Everybody wants to grow bigger, even if it’s not all that profitable from a return-on-investment point of view. I’ve wondered what happened to the business principles that I and others in my age group were taught when this industry was in its infancy. I’m talking about principles such as honor, loyalty and personal one-on-one customer service.
We were taught that it is much easier, and considerably less expensive, to expand business by working closely with current customers rather than trying to develop new ones. We were taught to develop a mutually profitable business plan with our customer, taking time to conduct periodic reviews and making alterations as conditions warranted. We were taught to get to know our customers’ businesses as they pertained to our products and/or services. Armed with that knowledge, one could act as a trusted adviser and help his customer grow his business. In fact, over time, you could become one of your customer’s greatest assets.

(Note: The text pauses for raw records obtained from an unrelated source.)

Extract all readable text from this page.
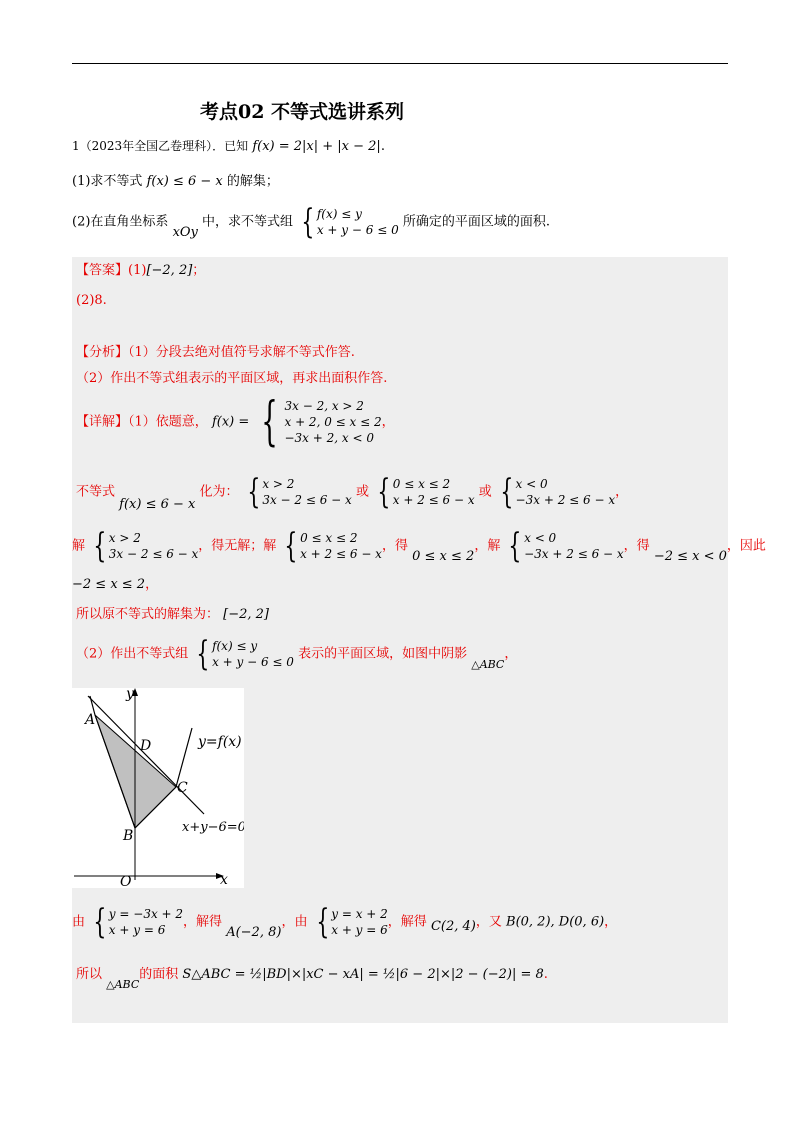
考点02 不等式选讲系列
1（2023年全国乙卷理科）．已知 f(x) = 2|x| + |x − 2|.
(1)求不等式 f(x) ≤ 6 − x 的解集；
(2)在直角坐标系 xOy 中，求不等式组 { f(x) ≤ y
x + y − 6 ≤ 0
所确定的平面区域的面积.
【答案】(1)[−2, 2]；
(2)8.
【分析】（1）分段去绝对值符号求解不等式作答.
（2）作出不等式组表示的平面区域，再求出面积作答.
【详解】（1）依题意， f(x) = { 3x − 2, x > 2
x + 2, 0 ≤ x ≤ 2
−3x + 2, x < 0
，
不等式 f(x) ≤ 6 − x 化为： { x > 2
3x − 2 ≤ 6 − x
或 { 0 ≤ x ≤ 2
x + 2 ≤ 6 − x
或 { x < 0
−3x + 2 ≤ 6 − x
，
解 { x > 2
3x − 2 ≤ 6 − x
，得无解；解 { 0 ≤ x ≤ 2
x + 2 ≤ 6 − x
，得 0 ≤ x ≤ 2，解 { x < 0
−3x + 2 ≤ 6 − x
，得 −2 ≤ x < 0，因此
−2 ≤ x ≤ 2，
所以原不等式的解集为： [−2, 2]
（2）作出不等式组 { f(x) ≤ y
x + y − 6 ≤ 0
表示的平面区域，如图中阴影 $_{\triangle ABC}$，
y
x
O
A
B
C
D	y=f(x)
x+y−6=0
由 { y = −3x + 2
x + y = 6
，解得 A(−2, 8)，由 { y = x + 2
x + y = 6
，解得 C(2, 4)，又 B(0, 2), D(0, 6)，
所以 $_{\triangle ABC}$的面积 S△ABC = ½|BD|×|xC − xA| = ½|6 − 2|×|2 − (−2)| = 8.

Today, all too many of the companies and people who call on customers can’t see the potential in their current clientele and, regrettably, look elsewhere for their growth. Manufacturers continually strive to improve their operations to produce more and more product at reduced cost.
Once this is achieved — if it is — they look to sell to a customer base other than the one they originally depended on to establish their place in the business. They expand in the same market arena with additional distribution, which only shifts the business and cuts up the market even more. Seldom does this approach result in a greater market share without a much higher cost of doing business.
It seems to me that there are other markets they could pursue with new products specifically designed for the targeted market. Such an approach would both protect their business with their current customer base and allow for additional growth. I believe you should remain loyal to those who are loyal to you, and support them steadfastly.
The grass on the other side of the fence is not always greener. Often, it pays to stay with those who brought you to the dance, so to speak. Chances are you’ll get to know each other very well and, together, you can expand both of your businesses.
The future scares me, and it should scare you too. Unless we get back to those old, tried-and-true values upon which this industry was built, the road ahead may be awfully bumpy. What’s next? It’s up to you.